Beth Israel Deaconess Medical Center Boston, Massachusetts, United States
Objective: NICU admissions significantly raise neonatal mortality risk and cost up to $168,000. No universal assessments predict NICU admission risk at the point of care. Literature shows early prenatal risk assessment and education/nutrition intervention reduced NICU admissions by 56% and NICU days by 59%. This study aims to develop an ML model predicting NICU admissions using early prenatal variables and demographic/clinical history.
Study Design: ML models were trained on sociodemographic, medical history, and obstetric variables obtainable at the point of care. Models were trained on years 2018-2020 of the CDC Vital Statistics System and were tested on year 2021. NICU patients from years 2014-2017 (with the exception of year 2015 due to an unavailable data file) were included in training to reduce class imbalance.
Exclusion criteria: missing NICU data and non-reporting hospitals. The primary outcome was immediate NICU admission post-delivery. Weight scaling algorithms enhanced training for preterm labor patients and NICU patients from prior years up to 2014 were used to improve class imbalance.
Results: 44 clinical variables obtainable in the 1st trimester across 12,127,124 patients were included in the training data. 2,041,555 (16.83%) experienced NICU admissions.

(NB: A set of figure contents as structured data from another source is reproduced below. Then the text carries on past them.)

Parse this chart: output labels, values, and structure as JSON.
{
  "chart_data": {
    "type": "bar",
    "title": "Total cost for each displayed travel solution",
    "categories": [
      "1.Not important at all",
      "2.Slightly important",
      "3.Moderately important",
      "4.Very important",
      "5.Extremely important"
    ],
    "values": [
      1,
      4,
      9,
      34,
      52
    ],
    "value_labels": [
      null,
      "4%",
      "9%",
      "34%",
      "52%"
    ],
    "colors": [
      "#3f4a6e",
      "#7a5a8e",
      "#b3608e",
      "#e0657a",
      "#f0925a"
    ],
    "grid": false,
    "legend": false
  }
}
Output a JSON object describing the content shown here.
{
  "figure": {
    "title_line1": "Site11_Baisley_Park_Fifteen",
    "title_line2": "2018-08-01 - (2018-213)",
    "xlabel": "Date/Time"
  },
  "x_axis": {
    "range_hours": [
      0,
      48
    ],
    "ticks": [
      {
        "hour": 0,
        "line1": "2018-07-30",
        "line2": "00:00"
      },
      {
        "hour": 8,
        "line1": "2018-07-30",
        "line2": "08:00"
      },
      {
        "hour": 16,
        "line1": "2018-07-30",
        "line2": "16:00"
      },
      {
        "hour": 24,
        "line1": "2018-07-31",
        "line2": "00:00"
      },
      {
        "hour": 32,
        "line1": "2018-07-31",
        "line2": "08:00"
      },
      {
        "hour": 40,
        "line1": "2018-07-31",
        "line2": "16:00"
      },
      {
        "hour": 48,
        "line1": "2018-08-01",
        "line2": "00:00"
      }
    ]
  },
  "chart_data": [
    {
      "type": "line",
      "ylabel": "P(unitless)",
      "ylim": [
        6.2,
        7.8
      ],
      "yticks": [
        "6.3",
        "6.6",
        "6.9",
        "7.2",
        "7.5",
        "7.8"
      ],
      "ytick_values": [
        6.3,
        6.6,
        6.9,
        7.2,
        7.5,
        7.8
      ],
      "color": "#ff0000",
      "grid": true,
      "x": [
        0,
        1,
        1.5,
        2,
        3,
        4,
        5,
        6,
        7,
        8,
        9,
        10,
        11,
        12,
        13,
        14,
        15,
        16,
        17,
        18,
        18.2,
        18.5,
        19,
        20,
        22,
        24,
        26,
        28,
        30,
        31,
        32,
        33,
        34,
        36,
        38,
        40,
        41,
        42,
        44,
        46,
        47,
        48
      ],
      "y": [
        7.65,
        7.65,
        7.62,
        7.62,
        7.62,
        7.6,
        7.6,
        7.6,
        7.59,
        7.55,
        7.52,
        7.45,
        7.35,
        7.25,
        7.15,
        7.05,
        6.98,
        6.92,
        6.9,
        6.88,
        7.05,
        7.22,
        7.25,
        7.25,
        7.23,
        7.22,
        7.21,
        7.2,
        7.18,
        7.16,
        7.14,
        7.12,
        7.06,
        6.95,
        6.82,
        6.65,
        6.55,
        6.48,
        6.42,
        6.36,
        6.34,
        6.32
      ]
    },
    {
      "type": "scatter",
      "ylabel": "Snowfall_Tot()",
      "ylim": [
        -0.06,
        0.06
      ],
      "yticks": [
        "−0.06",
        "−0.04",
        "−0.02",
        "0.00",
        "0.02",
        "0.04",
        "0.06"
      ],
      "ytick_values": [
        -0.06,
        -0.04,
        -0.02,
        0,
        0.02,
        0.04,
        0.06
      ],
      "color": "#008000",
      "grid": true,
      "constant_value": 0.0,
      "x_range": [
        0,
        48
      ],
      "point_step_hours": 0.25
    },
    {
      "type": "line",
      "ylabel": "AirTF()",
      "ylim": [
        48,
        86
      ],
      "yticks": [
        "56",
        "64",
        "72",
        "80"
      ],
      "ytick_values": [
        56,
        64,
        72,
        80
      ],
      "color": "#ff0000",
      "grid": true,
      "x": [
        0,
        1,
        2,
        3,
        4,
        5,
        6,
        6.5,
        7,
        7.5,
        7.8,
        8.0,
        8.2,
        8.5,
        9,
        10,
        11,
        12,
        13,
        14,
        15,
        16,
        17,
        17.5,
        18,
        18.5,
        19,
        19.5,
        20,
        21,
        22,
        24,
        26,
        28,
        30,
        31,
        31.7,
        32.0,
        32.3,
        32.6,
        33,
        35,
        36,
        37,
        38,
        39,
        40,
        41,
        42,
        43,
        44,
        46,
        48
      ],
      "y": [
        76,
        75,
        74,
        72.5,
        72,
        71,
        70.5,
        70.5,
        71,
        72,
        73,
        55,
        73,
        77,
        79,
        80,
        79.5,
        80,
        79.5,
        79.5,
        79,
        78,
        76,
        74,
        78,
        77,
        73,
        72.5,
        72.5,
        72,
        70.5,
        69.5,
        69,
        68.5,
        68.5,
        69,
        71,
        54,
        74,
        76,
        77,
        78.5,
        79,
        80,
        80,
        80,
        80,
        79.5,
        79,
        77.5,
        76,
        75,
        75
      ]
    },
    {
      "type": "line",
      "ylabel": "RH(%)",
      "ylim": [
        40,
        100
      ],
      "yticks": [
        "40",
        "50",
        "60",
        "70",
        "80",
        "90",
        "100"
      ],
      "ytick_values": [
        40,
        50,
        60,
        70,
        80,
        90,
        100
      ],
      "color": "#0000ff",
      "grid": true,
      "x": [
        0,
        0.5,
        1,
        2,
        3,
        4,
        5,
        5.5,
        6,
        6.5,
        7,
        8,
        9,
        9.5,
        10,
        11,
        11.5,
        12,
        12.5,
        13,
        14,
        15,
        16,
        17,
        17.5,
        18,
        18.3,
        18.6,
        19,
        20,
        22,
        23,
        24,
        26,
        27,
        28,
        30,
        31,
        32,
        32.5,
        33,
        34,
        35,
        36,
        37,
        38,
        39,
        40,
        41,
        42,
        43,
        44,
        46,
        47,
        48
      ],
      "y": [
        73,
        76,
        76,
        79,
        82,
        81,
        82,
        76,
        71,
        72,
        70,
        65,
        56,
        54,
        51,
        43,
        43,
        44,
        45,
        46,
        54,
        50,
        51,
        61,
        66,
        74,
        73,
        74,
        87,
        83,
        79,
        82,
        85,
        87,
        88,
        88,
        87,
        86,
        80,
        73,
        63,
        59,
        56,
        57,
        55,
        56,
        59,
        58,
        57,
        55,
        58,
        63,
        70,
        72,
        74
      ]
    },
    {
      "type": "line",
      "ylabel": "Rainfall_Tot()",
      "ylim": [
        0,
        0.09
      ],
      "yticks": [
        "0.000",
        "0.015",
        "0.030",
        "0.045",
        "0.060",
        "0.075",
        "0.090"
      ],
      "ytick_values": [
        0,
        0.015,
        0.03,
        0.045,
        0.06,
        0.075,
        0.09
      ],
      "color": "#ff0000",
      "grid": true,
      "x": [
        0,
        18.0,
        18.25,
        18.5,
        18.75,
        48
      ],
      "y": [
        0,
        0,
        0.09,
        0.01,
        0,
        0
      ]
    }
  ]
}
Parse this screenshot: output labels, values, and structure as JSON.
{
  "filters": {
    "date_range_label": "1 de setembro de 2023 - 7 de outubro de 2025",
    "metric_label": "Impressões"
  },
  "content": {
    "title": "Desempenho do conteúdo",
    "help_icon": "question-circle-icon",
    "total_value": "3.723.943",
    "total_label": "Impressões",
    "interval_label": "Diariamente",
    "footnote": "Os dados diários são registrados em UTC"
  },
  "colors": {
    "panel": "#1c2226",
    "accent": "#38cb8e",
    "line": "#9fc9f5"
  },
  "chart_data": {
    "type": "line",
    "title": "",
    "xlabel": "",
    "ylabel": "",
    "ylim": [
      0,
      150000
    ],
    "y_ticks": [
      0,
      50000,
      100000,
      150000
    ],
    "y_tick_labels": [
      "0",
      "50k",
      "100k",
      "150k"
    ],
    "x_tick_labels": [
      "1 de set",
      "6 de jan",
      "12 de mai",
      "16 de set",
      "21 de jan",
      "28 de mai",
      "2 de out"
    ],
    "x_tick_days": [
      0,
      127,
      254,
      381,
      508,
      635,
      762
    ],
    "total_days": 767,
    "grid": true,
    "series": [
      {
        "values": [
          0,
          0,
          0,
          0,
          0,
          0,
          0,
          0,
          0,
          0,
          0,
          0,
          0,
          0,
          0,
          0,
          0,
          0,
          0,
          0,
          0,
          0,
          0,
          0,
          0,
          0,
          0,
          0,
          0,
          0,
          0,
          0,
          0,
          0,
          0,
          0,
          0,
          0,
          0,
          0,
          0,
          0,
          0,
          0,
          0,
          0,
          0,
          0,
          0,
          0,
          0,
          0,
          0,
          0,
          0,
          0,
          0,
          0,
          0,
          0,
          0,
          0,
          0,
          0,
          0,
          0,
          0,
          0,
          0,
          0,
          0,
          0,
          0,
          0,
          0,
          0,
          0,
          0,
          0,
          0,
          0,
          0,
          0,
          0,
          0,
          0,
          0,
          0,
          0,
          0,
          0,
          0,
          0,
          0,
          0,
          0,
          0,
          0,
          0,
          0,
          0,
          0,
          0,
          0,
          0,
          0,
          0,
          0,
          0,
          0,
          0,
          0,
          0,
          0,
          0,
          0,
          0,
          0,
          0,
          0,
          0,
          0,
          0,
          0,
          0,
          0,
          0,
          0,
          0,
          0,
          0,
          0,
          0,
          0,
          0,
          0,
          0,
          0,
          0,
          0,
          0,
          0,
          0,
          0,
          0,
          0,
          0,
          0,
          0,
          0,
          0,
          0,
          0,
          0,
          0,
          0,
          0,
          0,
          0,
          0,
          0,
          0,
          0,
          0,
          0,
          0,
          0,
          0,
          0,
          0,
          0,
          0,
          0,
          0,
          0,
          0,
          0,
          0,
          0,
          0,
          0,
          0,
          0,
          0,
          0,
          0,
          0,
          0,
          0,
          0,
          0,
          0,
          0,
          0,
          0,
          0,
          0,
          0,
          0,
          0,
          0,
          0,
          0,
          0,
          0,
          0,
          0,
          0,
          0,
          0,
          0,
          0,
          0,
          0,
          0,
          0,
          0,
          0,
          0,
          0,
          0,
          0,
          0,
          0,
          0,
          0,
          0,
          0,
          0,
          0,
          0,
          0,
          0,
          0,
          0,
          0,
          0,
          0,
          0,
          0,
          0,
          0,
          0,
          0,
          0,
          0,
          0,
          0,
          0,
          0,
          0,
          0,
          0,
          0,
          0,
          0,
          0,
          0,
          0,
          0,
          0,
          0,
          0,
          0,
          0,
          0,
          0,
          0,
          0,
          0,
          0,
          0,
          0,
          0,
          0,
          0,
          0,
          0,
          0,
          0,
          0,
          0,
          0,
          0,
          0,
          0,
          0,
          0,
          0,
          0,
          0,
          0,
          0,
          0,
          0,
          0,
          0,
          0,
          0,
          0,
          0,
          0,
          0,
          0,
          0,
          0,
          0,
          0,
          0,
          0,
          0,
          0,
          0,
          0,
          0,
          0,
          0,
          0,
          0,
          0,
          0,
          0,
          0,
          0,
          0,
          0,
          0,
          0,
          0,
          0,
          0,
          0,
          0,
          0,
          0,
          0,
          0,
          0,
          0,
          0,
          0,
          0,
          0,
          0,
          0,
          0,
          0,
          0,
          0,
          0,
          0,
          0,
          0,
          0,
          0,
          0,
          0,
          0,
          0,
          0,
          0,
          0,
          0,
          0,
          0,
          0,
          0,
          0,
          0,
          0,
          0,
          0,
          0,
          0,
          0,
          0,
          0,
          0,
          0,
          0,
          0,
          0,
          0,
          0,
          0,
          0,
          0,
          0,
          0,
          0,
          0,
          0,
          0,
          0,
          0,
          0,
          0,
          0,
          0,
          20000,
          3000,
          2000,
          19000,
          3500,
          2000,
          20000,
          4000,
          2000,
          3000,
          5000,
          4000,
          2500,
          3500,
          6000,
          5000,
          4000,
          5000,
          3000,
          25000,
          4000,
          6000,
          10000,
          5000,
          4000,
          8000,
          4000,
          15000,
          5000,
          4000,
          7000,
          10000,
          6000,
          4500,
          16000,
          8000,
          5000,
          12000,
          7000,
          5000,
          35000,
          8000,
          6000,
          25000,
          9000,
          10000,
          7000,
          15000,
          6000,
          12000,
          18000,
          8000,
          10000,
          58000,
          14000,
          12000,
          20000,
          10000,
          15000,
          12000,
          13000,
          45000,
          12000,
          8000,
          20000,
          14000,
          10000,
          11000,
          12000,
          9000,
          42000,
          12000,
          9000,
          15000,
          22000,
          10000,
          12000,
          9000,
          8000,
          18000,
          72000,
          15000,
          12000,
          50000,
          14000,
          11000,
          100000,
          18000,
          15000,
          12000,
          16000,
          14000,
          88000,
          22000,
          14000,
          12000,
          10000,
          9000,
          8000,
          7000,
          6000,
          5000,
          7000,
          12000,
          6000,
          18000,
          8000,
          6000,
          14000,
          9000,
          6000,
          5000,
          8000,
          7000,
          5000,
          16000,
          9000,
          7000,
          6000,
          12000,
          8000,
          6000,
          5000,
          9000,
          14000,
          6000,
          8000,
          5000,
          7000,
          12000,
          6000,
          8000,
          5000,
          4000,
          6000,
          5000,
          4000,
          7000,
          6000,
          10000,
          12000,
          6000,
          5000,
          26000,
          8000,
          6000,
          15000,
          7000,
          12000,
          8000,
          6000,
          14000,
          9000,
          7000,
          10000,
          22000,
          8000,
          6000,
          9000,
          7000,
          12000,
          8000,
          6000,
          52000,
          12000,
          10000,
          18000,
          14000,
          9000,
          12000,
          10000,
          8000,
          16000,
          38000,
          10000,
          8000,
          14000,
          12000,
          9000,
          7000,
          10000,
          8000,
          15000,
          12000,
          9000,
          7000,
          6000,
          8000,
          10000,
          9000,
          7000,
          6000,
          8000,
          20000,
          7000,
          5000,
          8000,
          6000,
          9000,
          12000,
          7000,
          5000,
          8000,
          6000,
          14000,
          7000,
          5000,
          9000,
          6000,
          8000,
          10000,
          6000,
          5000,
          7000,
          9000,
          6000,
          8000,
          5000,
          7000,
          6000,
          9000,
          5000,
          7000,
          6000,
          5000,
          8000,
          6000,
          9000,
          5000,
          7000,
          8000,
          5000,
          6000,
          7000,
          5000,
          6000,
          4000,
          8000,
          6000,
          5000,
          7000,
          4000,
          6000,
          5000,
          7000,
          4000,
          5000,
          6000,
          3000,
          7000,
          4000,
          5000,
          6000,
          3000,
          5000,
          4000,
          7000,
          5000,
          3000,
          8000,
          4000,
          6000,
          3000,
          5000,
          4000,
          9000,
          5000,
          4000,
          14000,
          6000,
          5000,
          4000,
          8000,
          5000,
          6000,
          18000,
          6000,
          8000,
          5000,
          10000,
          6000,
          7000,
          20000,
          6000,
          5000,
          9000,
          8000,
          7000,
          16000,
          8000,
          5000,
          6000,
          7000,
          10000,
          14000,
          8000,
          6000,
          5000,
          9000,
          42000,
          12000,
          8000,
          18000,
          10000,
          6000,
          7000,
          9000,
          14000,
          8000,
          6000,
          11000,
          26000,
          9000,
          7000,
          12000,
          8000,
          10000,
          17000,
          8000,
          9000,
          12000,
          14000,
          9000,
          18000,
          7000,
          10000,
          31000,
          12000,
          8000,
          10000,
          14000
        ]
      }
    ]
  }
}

The model was tested on 3,219,217 patients, of which 351,787 (10.93%) had a NICU admission. The developed model had an area under the receiver operating characteristic curve of 0.76, 77% accuracy, sensitivity of 0.60, and F1 score of 0.77 at a standard 50% threshold.
When Youden’s J statistic was calculated, the optimal threshold was 45.55%, which yielded 0.66 sensitivity.
Conclusion: Machine learning models can identify nearly 2/3rds of all NICU admissions at the point of care using routinely collected factors. This early identification can potentially allow for targeted interventions to prevent over half of all NICU admissions and lead to cost savings for health plans.